AI nell’industria: applicazioni e analisi di casi concreti nei processi industriali
In questa sessione di approfondimento A+network ha esplorato l’applicazione dell’intelligenza artificiale (IA) in ambito industriale, evidenziandone il potenziale come strumento per valorizzare le competenze umane e migliorare l’efficienza produttiva.
Gianluca Di Francesco (Opseed) ha presentato un caso concreto di IA collaborativa a supporto degli operatori, in cui un sistema basato su chatbot e apprendimento contestuale guida l’intervento in produzione, riducendo i fermi macchina e aumentando produttività e sostenibilità. Il progetto risponde a due sfide chiave del manifatturiero: l’alto costo del lavoro specializzato in Europa e la carenza di operatori tecnici qualificati. L’IA diventa quindi un ponte tra generazioni, strutturando e diffondendo la conoscenza operativa in tempo reale.
Francesco Salizzoni (WAILD) ha approfondito l’integrazione tra IA e tecnologie immersive (XR), proponendo una visione centrata sull’operatore resiliente. Ha introdotto il concetto di “conversazioni di valore” tra uomo e assistenti digitali intelligenti, capaci di offrire supporto personalizzato e contestuale. Citando esempi concreti e trend tecnologici, ha ipotizzato una futura convergenza tra IA, XR e simulazione in piattaforme integrate per l’industria.
Stefano Grillenzoni (AMMAGAMMA) ha raccontato l’evoluzione dell’azienda, nata per risolvere problemi complessi tramite matematica applicata e ora centro di eccellenza IA di Accenture. Ha illustrato numerosi progetti realizzati nei settori industriale, logistico e finanziario, sottolineando l’importanza dell’IA per automatizzare analisi complesse, ottimizzare processi e anticipare scenari. Ha inoltre discusso le prospettive dell’IA Generale, affermando che, pur lontana, la sfida maggiore resta la modellazione degli eventi rari e complessi della realtà.
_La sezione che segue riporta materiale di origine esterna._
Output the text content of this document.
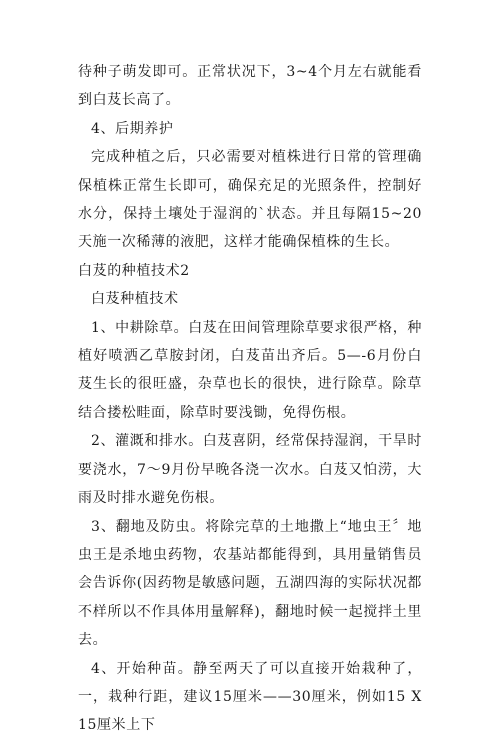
待种子萌发即可。正常状况下，3~4个月左右就能看到白芨长高了。

4、后期养护

完成种植之后，只必需要对植株进行日常的管理确保植株正常生长即可，确保充足的光照条件，控制好水分，保持土壤处于湿润的`状态。并且每隔15~20天施一次稀薄的液肥，这样才能确保植株的生长。

白芨的种植技术2

白芨种植技术

1、中耕除草。白芨在田间管理除草要求很严格，种植好喷洒乙草胺封闭，白芨苗出齐后。5—-6月份白芨生长的很旺盛，杂草也长的很快，进行除草。除草结合搂松畦面，除草时要浅锄，免得伤根。

2、灌溉和排水。白芨喜阴，经常保持湿润，干旱时要浇水，7～9月份早晚各浇一次水。白芨又怕涝，大雨及时排水避免伤根。

3、翻地及防虫。将除完草的土地撒上“地虫王〞地虫王是杀地虫药物，农基站都能得到，具用量销售员会告诉你(因药物是敏感问题，五湖四海的实际状况都不样所以不作具体用量解释)，翻地时候一起搅拌土里去。

4、开始种苗。静至两天了可以直接开始栽种了，一，栽种行距，建议15厘米——30厘米，例如15 X 15厘米上下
In conclusione, tutti i relatori hanno sottolineato che il vero valore dell’IA risiede non solo nell’efficienza tecnica, ma nella sua capacità di trasformare i modelli organizzativi e culturali, restituendo centralità alla persona, promuovendo la condivisione della conoscenza e abilitando nuove forme di collaborazione tra uomo e macchina.